Article Preview
TopIntroduction
Nowadays, commercial enterprises are importantly oriented to continuously improving customer-business (CRM) relationship. With the increasing influence of CRM Systems, such companies dedicate more time and effort to maintain better customer-business relationships. The effort implied in getting to better know the customer involves the accumulation of very large data bases where the largest possible quantity of data regarding the customer is stored.
Data warehouses offer a way to access detailed information about the customer’s history, business facts and other aspects of the customer’s behavior. The databases constitute the information backbone for any well-established company. However, from each step and every new attempted link of the company to its customers the need to store increasing volumes of data arises. Hence databases and data warehouses are always growing up in terms of number of registers and tables which will allow the company to improve the general vision of the customer.
Data warehouses are difficult to characterize when trying to analyze the customers from company’s standpoint. This problem is generally approached through the use of data mining techniques (Palpanas, 2000; Silva, 2002). To attempt direct clustering over a data base of several terabytes with millions of registers results in a costly and not always fruitful effort. There have been many attempts to solve this problem. For instance, one may use parallel computation, optimization of clustering algorithms, alternative distributed and grid computing and so on. But still the more efficient methods are unwieldy when attacking the clustering problem for databases as considered above. In this work we present a methodology derived from the practical solution of an automated clustering process over large database from a real large sized (over 20 million customers) company. We emphasize the way we used statistical methods to reduce the search space of the problem as well as the treatment given to the customer’s information stored in multiple tables of multiple databases.

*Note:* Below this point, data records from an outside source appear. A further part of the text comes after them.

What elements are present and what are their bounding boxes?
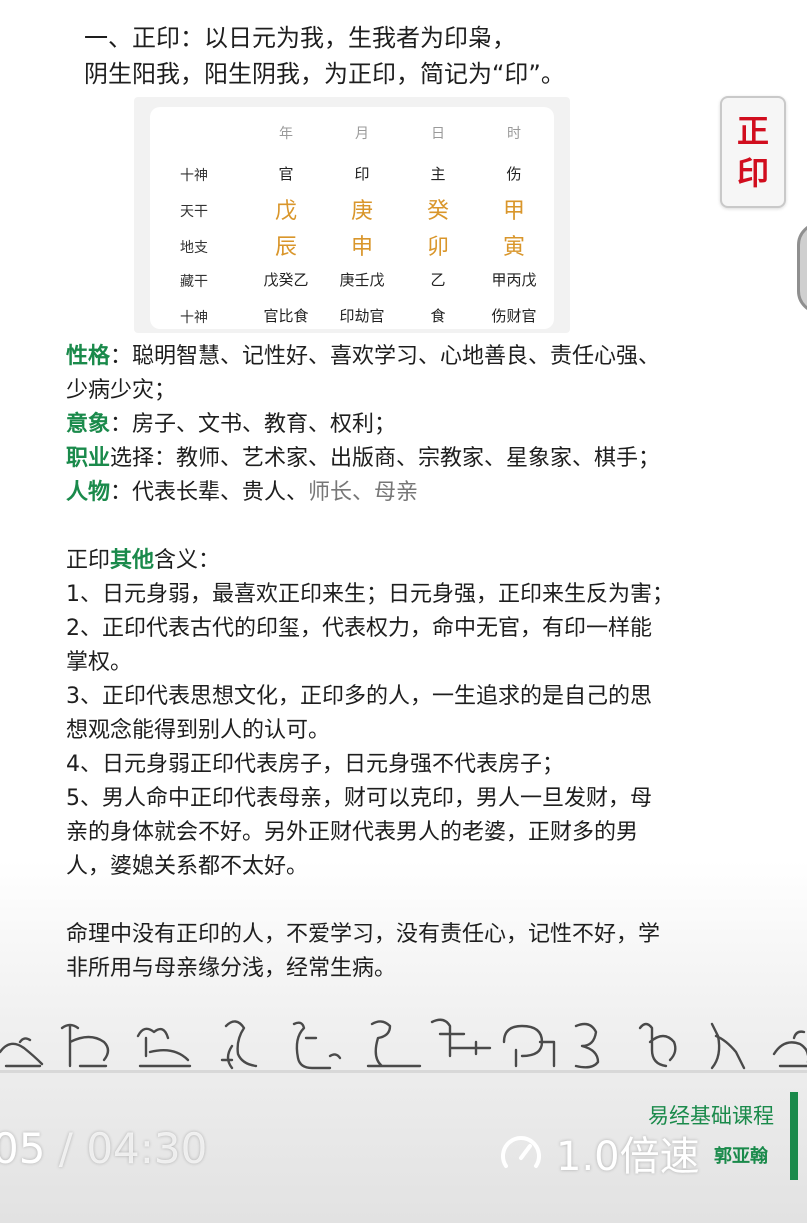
monkey-glyph-icon [574,1022,600,1069]
table-cell: 甲丙戊 [491,271,537,289]
personality-label: 性格 [66,344,111,369]
other-title-prefix: 正印 [66,548,111,573]
horse-glyph-icon [430,1018,492,1058]
pig-glyph-icon [772,1030,807,1068]
table-cell: 甲 [502,199,526,224]
dog-glyph-icon [710,1022,746,1070]
goat-glyph-icon [502,1024,556,1068]
table-cell: 申 [350,235,374,260]
other-line: 5、男人命中正印代表母亲，财可以克印，男人一旦发财，母 [66,786,652,811]
speed-label: 1.0倍速 [556,1134,700,1180]
dragon-glyph-icon [292,1021,342,1070]
table-cell: 戊癸乙 [263,271,309,289]
personality-line: 性格：聪明智慧、记性好、喜欢学习、心地善良、责任心强、 [66,340,796,374]
rooster-glyph-icon [638,1022,677,1068]
current-time: 05 [0,1124,46,1173]
column-header: 日 [431,126,445,142]
imagery-text: ：房子、文书、教育、权利； [110,412,397,437]
table-cell: 卯 [426,235,450,260]
table-cell: 伤财官 [491,307,537,325]
tiger-glyph-icon [136,1027,192,1068]
other-title-suffix: 含义： [154,548,221,573]
table-cell: 庚 [350,199,374,224]
side-handle[interactable] [797,222,807,314]
other-line: 掌权。 [66,650,133,675]
career-label: 职业 [66,446,111,471]
row-label: 地支 [180,240,208,256]
table-cell: 主 [430,165,446,183]
zhengyin-stamp: 正 印 [720,96,786,208]
column-header: 年 [279,126,293,142]
other-line: 4、日元身弱正印代表房子，日元身强不代表房子； [66,752,564,777]
other-line: 2、正印代表古代的印玺，代表权力，命中无官，有印一样能 [66,616,652,641]
zodiac-glyph-strip [0,1018,807,1070]
stamp-char: 印 [736,154,769,192]
total-time: 04:30 [86,1124,208,1173]
people-line: 人物：代表长辈、贵人、师长、母亲 [66,476,796,510]
other-line: 1、日元身弱，最喜欢正印来生；日元身强，正印来生反为害； [66,582,674,607]
time-separator: / [45,1124,87,1173]
personality-text: ：聪明智慧、记性好、喜欢学习、心地善良、责任心强、 [110,344,661,369]
table-cell: 辰 [274,235,298,260]
bazi-table: 年 月 日 时 十神 官 印 主 伤 天干 戊 庚 癸 甲 地支 辰 申 卯 寅… [150,107,554,329]
rabbit-glyph-icon [220,1020,258,1070]
table-cell: 印 [354,165,370,183]
table-cell: 伤 [506,165,522,183]
imagery-line: 意象：房子、文书、教育、权利； [66,408,796,442]
career-line: 职业选择：教师、艺术家、出版商、宗教家、星象家、棋手； [66,442,796,476]
people-text: ：代表长辈、贵人、 [110,480,309,505]
other-line: 亲的身体就会不好。另外正财代表男人的老婆，正财多的男 [66,820,639,845]
ox-glyph-icon [60,1023,110,1068]
table-cell: 庚壬戊 [339,271,385,289]
body-text: 性格：聪明智慧、记性好、喜欢学习、心地善良、责任心强、 少病少灾； 意象：房子、… [66,340,796,986]
table-cell: 癸 [426,199,450,224]
table-cell: 食 [430,307,446,325]
table-cell: 乙 [430,271,446,289]
row-label: 藏干 [180,274,208,290]
table-cell: 戊 [274,199,298,224]
speedometer-icon [501,1136,541,1168]
other-line: 人，婆媳关系都不太好。 [66,854,309,879]
row-label: 十神 [180,310,208,326]
other-line: 3、正印代表思想文化，正印多的人，一生追求的是自己的思 [66,684,652,709]
row-label: 十神 [180,168,208,184]
stamp-char: 正 [736,112,769,150]
author-name: 郭亚翰 [714,1146,768,1167]
career-text: 选择：教师、艺术家、出版商、宗教家、星象家、棋手； [110,446,661,471]
brand-accent-bar [790,1092,798,1180]
rat-glyph-icon [0,1037,44,1068]
summary-line-2: 非所用与母亲缘分浅，经常生病。 [66,956,397,981]
people-label: 人物 [66,480,111,505]
playback-time: 05 / 04:30 [0,1124,207,1173]
bazi-table-card: 年 月 日 时 十神 官 印 主 伤 天干 戊 庚 癸 甲 地支 辰 申 卯 寅… [134,97,570,333]
intro-line-1: 一、正印：以日元为我，生我者为印枭， [84,24,516,52]
table-cell: 官比食 [263,307,309,325]
course-title: 易经基础课程 [648,1104,774,1128]
imagery-label: 意象 [66,412,111,437]
summary-line-1: 命理中没有正印的人，不爱学习，没有责任心，记性不好，学 [66,922,661,947]
column-header: 时 [507,126,521,142]
other-line: 想观念能得到别人的认可。 [66,718,331,743]
intro-line-2: 阴生阳我，阳生阴我，为正印，简记为“印”。 [84,60,565,88]
other-title-green: 其他 [110,548,155,573]
table-cell: 寅 [502,235,526,260]
snake-glyph-icon [366,1020,422,1068]
people-text-faded: 师长、母亲 [308,480,419,505]
table-cell: 官 [278,165,294,183]
column-header: 月 [355,126,369,142]
personality-line-2: 少病少灾； [66,378,177,403]
other-title: 正印其他含义： [66,544,796,578]
intro-text: 一、正印：以日元为我，生我者为印枭， 阴生阳我，阳生阴我，为正印，简记为“印”。 [84,20,565,92]
row-label: 天干 [180,204,208,220]
divider-line [0,1070,807,1073]
playback-speed-button[interactable]: 1.0倍速 [496,1124,700,1182]
table-cell: 印劫官 [339,307,385,325]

Because of confidentiality issues the name of the company and the actual final results of the customer characterization are withheld.
Paper Outline
The outline of the paper is as follows. First, we give an overview of the analysis of large databases in section 2; next we give an overview of the methodology we applied. We describe two possible methods to certify the equivalence of the original data set (the “Universe”) which we denote with UD and the reduced (equivalent) data set which we denote with RD. In section 3 we briefly discuss the case study treated with the proposed methodology. Finally, we conclude in Section 4.
TopAnalysis Of Large Databases
To extract the best information of a database it is convenient to use a set of strategies or techniques which will allow us to analyze large volumes of data. These tools are generically known as data mining (DM) which targets on new, valuable, and nontrivial information in large volumes of data. It includes techniques such as clustering (which corresponds to non-supervised learning) and statistical analysis (which includes, for instance, sampling and multivariate analysis).
Clustering in Large Databases
Clustering is a popular data mining task which consist of processing a large volume of data to obtain groups where the elements of each group exhibit quantifiably (under some measure) small differences between them and, contrariwise, large dissimilarities between elements of different groups. Given its high importance as a data mining task, clustering has been the subject of multiple research efforts and has proven to be useful for many purposes (Jain, Murty, & Flynn, 1999).
Many techniques and algorithms for clustering have been developed, improved and applied (Berkhin, 2006; Kleinberg, Papadimitriou, & Raghavan, 1998; Guha, Rastogi, & Shim, 1998). Some of them try to ease the process on a large database as in (Peter, Chiochetti, & Giardina, 2003; Ng, & Han, 1994). On the other hand, the so-called “Divide and Merge” (Cheng, Kannan, Vempala et al., 2006) or “Snakes and Sandwiches” (Jagadish, Lakshmanan, & Srivastava, 1999) methods refer to clustering attending to the physical storage of the records comprising data warehouses. Another strategy to work with a large database is based upon the idea of working with statistical sampling optimization (Liu, & Motoda, 2012).